Hacker News new | ask | show | jobs
by dr_kiszonka 864 days ago
Folks using multiple languages, what is your workflow?

I do most DS/ML work in Python but move to R for stats, and publication-ready plots and tables (gt is really great). I often switch between them frequently, which is a hassle in the EDA and prototyping stages, especially when using notebooks. I enjoy Quarto in RStudio, but the VS Code version is not that great.

How do you make it work?

Also, after so many years using Python and R, I would love to learn a new language, even if only for just a couple of use cases. I considered Elixir for parallel processing and because it has a nice syntax, but ultimately decided against it because it can be a little slow and isn't used much in my area (sadly!). Rust seems to require too much time to get decent at it. Any recommendations? (Prolog?)

4 comments

Use python and write my results in a CSV that I quickly import into R and do my fancy stats.

Tbf python's stats implementations can be garbage; the last time I checked you can't do multiple levels for hierarchical regression.

My workflow is similar to yours: python for deep learning and surface reconstruction. R for stats and plots.

I use go extensively for data preprocessing. Sounds weird but it works well for highly repetitive conversion tasks like DICOM parsing, converting EKGs to numpy, etc.

It's hard to learn a language for fun, so I'd pick something that fits your needs to build something (or even just your curiosity). Elixir and Prolog, although both cool, might not fit the bill because they really excel at one particular thing.

Golang is a popular answer, as you can start building stuff with it fairly quickly (especially compared to Rust). Java can also be useful if you haven't learned it and find a use case (although you will hear it bemoaned as the "New COBOL", there is still a lot of work done using it).

I've been thinking to learn Rust for these use cases, but always get frustrated with the complexity.

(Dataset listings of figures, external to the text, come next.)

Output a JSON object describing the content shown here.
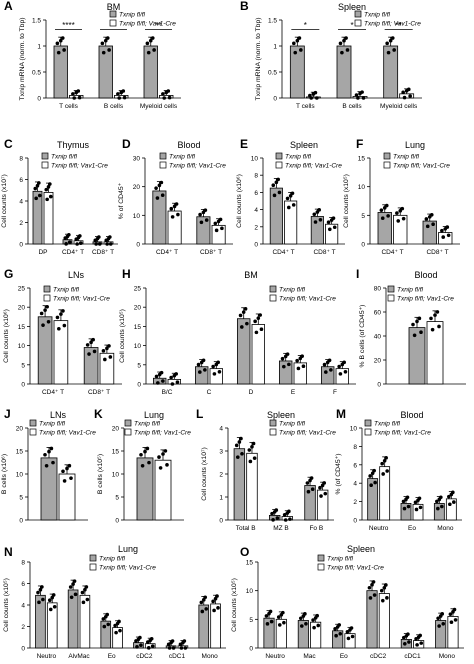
{
  "figure": {
    "legend_labels": [
      "Txnip fl/fl",
      "Txnip fl/fl; Vav1-Cre"
    ],
    "colors": {
      "ctrl": "#a6a6a6",
      "cre": "#ffffff",
      "stroke": "#000000"
    }
  },
  "chart_data": [
    {
      "letter": "A",
      "type": "bar",
      "title": "BM",
      "ylabel": "Txnip mRNA (norm. to Tbp)",
      "ylim": [
        0,
        1.5
      ],
      "yticks": [
        0,
        0.5,
        1.0,
        1.5
      ],
      "categories": [
        "T cells",
        "B cells",
        "Myeloid cells"
      ],
      "series": [
        {
          "name": "Txnip fl/fl",
          "values": [
            1.0,
            1.0,
            1.0
          ]
        },
        {
          "name": "Txnip fl/fl; Vav1-Cre",
          "values": [
            0.05,
            0.05,
            0.05
          ]
        }
      ],
      "significance": [
        "****",
        "*",
        "**"
      ],
      "legend": "top-right"
    },
    {
      "letter": "B",
      "type": "bar",
      "title": "Spleen",
      "ylabel": "Txnip mRNA (norm. to Tbp)",
      "ylim": [
        0,
        1.5
      ],
      "yticks": [
        0,
        0.5,
        1.0,
        1.5
      ],
      "categories": [
        "T cells",
        "B cells",
        "Myeloid cells"
      ],
      "series": [
        {
          "name": "Txnip fl/fl",
          "values": [
            1.0,
            1.0,
            1.0
          ]
        },
        {
          "name": "Txnip fl/fl; Vav1-Cre",
          "values": [
            0.02,
            0.03,
            0.08
          ]
        }
      ],
      "significance": [
        "*",
        "*",
        "**"
      ],
      "legend": "top-right"
    },
    {
      "letter": "C",
      "type": "bar",
      "title": "Thymus",
      "ylabel": "Cell counts (x10⁷)",
      "ylim": [
        0,
        8
      ],
      "yticks": [
        0,
        2,
        4,
        6,
        8
      ],
      "categories": [
        "DP",
        "CD4⁺ T",
        "CD8⁺ T"
      ],
      "series": [
        {
          "name": "Txnip fl/fl",
          "values": [
            4.9,
            0.4,
            0.2
          ]
        },
        {
          "name": "Txnip fl/fl; Vav1-Cre",
          "values": [
            4.8,
            0.3,
            0.2
          ]
        }
      ],
      "legend": "top-right"
    },
    {
      "letter": "D",
      "type": "bar",
      "title": "Blood",
      "ylabel": "% of CD45⁺",
      "ylim": [
        0,
        30
      ],
      "yticks": [
        0,
        10,
        20,
        30
      ],
      "categories": [
        "CD4⁺ T",
        "CD8⁺ T"
      ],
      "series": [
        {
          "name": "Txnip fl/fl",
          "values": [
            18.5,
            9.5
          ]
        },
        {
          "name": "Txnip fl/fl; Vav1-Cre",
          "values": [
            11.5,
            6.5
          ]
        }
      ],
      "legend": "top-right"
    },
    {
      "letter": "E",
      "type": "bar",
      "title": "Spleen",
      "ylabel": "Cell counts (x10⁶)",
      "ylim": [
        0,
        10
      ],
      "yticks": [
        0,
        2,
        4,
        6,
        8,
        10
      ],
      "categories": [
        "CD4⁺ T",
        "CD8⁺ T"
      ],
      "series": [
        {
          "name": "Txnip fl/fl",
          "values": [
            6.5,
            3.2
          ]
        },
        {
          "name": "Txnip fl/fl; Vav1-Cre",
          "values": [
            5.0,
            2.3
          ]
        }
      ],
      "legend": "top-right"
    },
    {
      "letter": "F",
      "type": "bar",
      "title": "Lung",
      "ylabel": "Cell counts (x10⁵)",
      "ylim": [
        0,
        15
      ],
      "yticks": [
        0,
        5,
        10,
        15
      ],
      "categories": [
        "CD4⁺ T",
        "CD8⁺ T"
      ],
      "series": [
        {
          "name": "Txnip fl/fl",
          "values": [
            5.5,
            4.0
          ]
        },
        {
          "name": "Txnip fl/fl; Vav1-Cre",
          "values": [
            5.0,
            2.0
          ]
        }
      ],
      "legend": "top-right"
    },
    {
      "letter": "G",
      "type": "bar",
      "title": "LNs",
      "ylabel": "Cell counts (x10⁶)",
      "ylim": [
        0,
        25
      ],
      "yticks": [
        0,
        5,
        10,
        15,
        20,
        25
      ],
      "categories": [
        "CD4⁺ T",
        "CD8⁺ T"
      ],
      "series": [
        {
          "name": "Txnip fl/fl",
          "values": [
            17.5,
            9.5
          ]
        },
        {
          "name": "Txnip fl/fl; Vav1-Cre",
          "values": [
            16.5,
            8.0
          ]
        }
      ],
      "legend": "top-right"
    },
    {
      "letter": "H",
      "type": "bar",
      "title": "BM",
      "ylabel": "Cell counts (x10⁵)",
      "ylim": [
        0,
        25
      ],
      "yticks": [
        0,
        5,
        10,
        15,
        20,
        25
      ],
      "categories": [
        "B/C",
        "C",
        "D",
        "E",
        "F"
      ],
      "series": [
        {
          "name": "Txnip fl/fl",
          "values": [
            1.5,
            4.5,
            17.0,
            6.0,
            4.5
          ]
        },
        {
          "name": "Txnip fl/fl; Vav1-Cre",
          "values": [
            1.2,
            4.0,
            15.5,
            5.5,
            4.0
          ]
        }
      ],
      "legend": "top-right"
    },
    {
      "letter": "I",
      "type": "bar",
      "title": "Blood",
      "ylabel": "% B cells (of CD45⁺)",
      "ylim": [
        0,
        80
      ],
      "yticks": [
        0,
        20,
        40,
        60,
        80
      ],
      "categories": [
        ""
      ],
      "series": [
        {
          "name": "Txnip fl/fl",
          "values": [
            47
          ]
        },
        {
          "name": "Txnip fl/fl; Vav1-Cre",
          "values": [
            52
          ]
        }
      ],
      "legend": "top"
    },
    {
      "letter": "J",
      "type": "bar",
      "title": "LNs",
      "ylabel": "B cells (x10⁶)",
      "ylim": [
        0,
        20
      ],
      "yticks": [
        0,
        5,
        10,
        15,
        20
      ],
      "categories": [
        ""
      ],
      "series": [
        {
          "name": "Txnip fl/fl",
          "values": [
            13.5
          ]
        },
        {
          "name": "Txnip fl/fl; Vav1-Cre",
          "values": [
            10.0
          ]
        }
      ],
      "legend": "top-right"
    },
    {
      "letter": "K",
      "type": "bar",
      "title": "Lung",
      "ylabel": "B cells (x10⁵)",
      "ylim": [
        0,
        20
      ],
      "yticks": [
        0,
        5,
        10,
        15,
        20
      ],
      "categories": [
        ""
      ],
      "series": [
        {
          "name": "Txnip fl/fl",
          "values": [
            13.5
          ]
        },
        {
          "name": "Txnip fl/fl; Vav1-Cre",
          "values": [
            13.0
          ]
        }
      ],
      "legend": "top-right"
    },
    {
      "letter": "L",
      "type": "bar",
      "title": "Spleen",
      "ylabel": "Cell counts (x10⁷)",
      "ylim": [
        0,
        4
      ],
      "yticks": [
        0,
        1,
        2,
        3,
        4
      ],
      "categories": [
        "Total B",
        "MZ B",
        "Fo B"
      ],
      "series": [
        {
          "name": "Txnip fl/fl",
          "values": [
            3.1,
            0.2,
            1.5
          ]
        },
        {
          "name": "Txnip fl/fl; Vav1-Cre",
          "values": [
            2.9,
            0.15,
            1.3
          ]
        }
      ],
      "legend": "top-right"
    },
    {
      "letter": "M",
      "type": "bar",
      "title": "Blood",
      "ylabel": "% (of CD45⁺)",
      "ylim": [
        0,
        10
      ],
      "yticks": [
        0,
        2,
        4,
        6,
        8,
        10
      ],
      "categories": [
        "Neutro",
        "Eo",
        "Mono"
      ],
      "series": [
        {
          "name": "Txnip fl/fl",
          "values": [
            4.5,
            1.8,
            1.8
          ]
        },
        {
          "name": "Txnip fl/fl; Vav1-Cre",
          "values": [
            5.8,
            1.7,
            2.3
          ]
        }
      ],
      "legend": "top-left"
    },
    {
      "letter": "N",
      "type": "bar",
      "title": "Lung",
      "ylabel": "Cell counts (x10⁵)",
      "ylim": [
        0,
        8
      ],
      "yticks": [
        0,
        2,
        4,
        6,
        8
      ],
      "categories": [
        "Neutro",
        "AlvMac",
        "Eo",
        "cDC2",
        "cDC1",
        "Mono"
      ],
      "series": [
        {
          "name": "Txnip fl/fl",
          "values": [
            4.9,
            5.4,
            2.5,
            0.5,
            0.2,
            4.0
          ]
        },
        {
          "name": "Txnip fl/fl; Vav1-Cre",
          "values": [
            4.2,
            4.9,
            1.9,
            0.4,
            0.2,
            4.1
          ]
        }
      ],
      "legend": "top-right"
    },
    {
      "letter": "O",
      "type": "bar",
      "title": "Spleen",
      "ylabel": "Cell counts (x10⁵)",
      "ylim": [
        0,
        15
      ],
      "yticks": [
        0,
        5,
        10,
        15
      ],
      "categories": [
        "Neutro",
        "Mac",
        "Eo",
        "cDC2",
        "cDC1",
        "Mono"
      ],
      "series": [
        {
          "name": "Txnip fl/fl",
          "values": [
            5.2,
            4.8,
            3.0,
            10.0,
            1.5,
            4.8
          ]
        },
        {
          "name": "Txnip fl/fl; Vav1-Cre",
          "values": [
            5.0,
            4.5,
            2.5,
            9.5,
            1.3,
            5.5
          ]
        }
      ],
      "legend": "top-right"
    }
  ]
}
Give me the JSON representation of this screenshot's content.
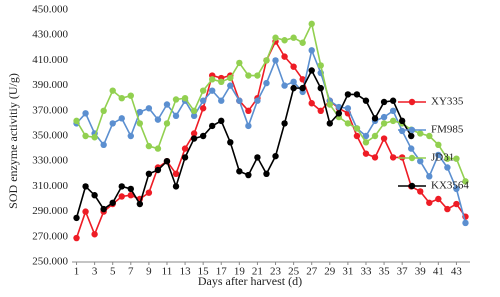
{
  "chart_data": {
    "type": "line",
    "x_label": "Days after harvest (d)",
    "y_label": "SOD enzyme activitiy (U/g)",
    "x": [
      1,
      2,
      3,
      4,
      5,
      6,
      7,
      8,
      9,
      10,
      11,
      12,
      13,
      14,
      15,
      16,
      17,
      18,
      19,
      20,
      21,
      22,
      23,
      24,
      25,
      26,
      27,
      28,
      29,
      30,
      31,
      32,
      33,
      34,
      35,
      36,
      37,
      38,
      39,
      40,
      41,
      42,
      43,
      44
    ],
    "xlim": [
      0.5,
      44.5
    ],
    "xticks": [
      1,
      3,
      5,
      7,
      9,
      11,
      13,
      15,
      17,
      19,
      21,
      23,
      25,
      27,
      29,
      31,
      33,
      35,
      37,
      39,
      41,
      43
    ],
    "ylim": [
      250,
      450
    ],
    "yticks": [
      {
        "value": 250,
        "label": "250.000"
      },
      {
        "value": 270,
        "label": "270.000"
      },
      {
        "value": 290,
        "label": "290.000"
      },
      {
        "value": 310,
        "label": "310.000"
      },
      {
        "value": 330,
        "label": "330.000"
      },
      {
        "value": 350,
        "label": "350.000"
      },
      {
        "value": 370,
        "label": "370.000"
      },
      {
        "value": 390,
        "label": "390.000"
      },
      {
        "value": 410,
        "label": "410.000"
      },
      {
        "value": 430,
        "label": "430.000"
      },
      {
        "value": 450,
        "label": "450.000"
      }
    ],
    "legend": "right",
    "series": [
      {
        "name": "XY335",
        "color": "#ee1c25",
        "values": [
          269,
          290,
          272,
          290,
          296,
          302,
          303,
          300,
          305,
          325,
          330,
          320,
          340,
          352,
          372,
          398,
          396,
          398,
          378,
          370,
          380,
          410,
          425,
          413,
          405,
          395,
          376,
          370,
          378,
          372,
          368,
          350,
          336,
          333,
          348,
          333,
          333,
          310,
          306,
          297,
          300,
          292,
          296,
          286
        ]
      },
      {
        "name": "FM985",
        "color": "#5b8fd0",
        "values": [
          360,
          368,
          352,
          343,
          360,
          364,
          350,
          369,
          372,
          363,
          375,
          366,
          378,
          366,
          378,
          386,
          378,
          390,
          378,
          358,
          378,
          392,
          410,
          390,
          393,
          385,
          418,
          400,
          378,
          373,
          372,
          356,
          350,
          362,
          365,
          370,
          354,
          340,
          330,
          318,
          335,
          325,
          308,
          281
        ]
      },
      {
        "name": "JD31",
        "color": "#92d050",
        "values": [
          362,
          350,
          349,
          370,
          386,
          380,
          382,
          360,
          342,
          340,
          360,
          379,
          380,
          370,
          386,
          395,
          393,
          396,
          408,
          398,
          398,
          410,
          428,
          426,
          428,
          424,
          439,
          406,
          375,
          365,
          360,
          356,
          345,
          350,
          360,
          362,
          360,
          355,
          352,
          350,
          343,
          332,
          332,
          314
        ]
      },
      {
        "name": "KX3564",
        "color": "#000000",
        "values": [
          285,
          310,
          303,
          292,
          297,
          310,
          308,
          296,
          320,
          323,
          330,
          310,
          333,
          348,
          350,
          358,
          362,
          345,
          322,
          319,
          333,
          320,
          334,
          360,
          388,
          388,
          402,
          388,
          360,
          368,
          383,
          383,
          378,
          364,
          377,
          378,
          362,
          350,
          null,
          null,
          null,
          null,
          null,
          null
        ]
      }
    ]
  }
}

I find Go is a great middle-ground though! And now there starts to be a few more bio-related tools and toolkits out there, including:

- https://github.com/vertgenlab/gonomics

- https://github.com/biogo/biogo

- https://github.com/pbenner/gonetics

- https://github.com/shenwei356/bio

... except from there being some really popular bio tools written in Go, like:

- https://github.com/shenwei356/seqkit

I think Go lost a bit of steam in bio after Rust started to take off, but it seems the field is growing to such an extent, and people are also starting to realize Rust isn't the answer to everything. I.e. it is fantastic for fast tools, but for replacing Python for all of the various ad hoc coding in biology ... nah, not so much. That's where I think Go shines.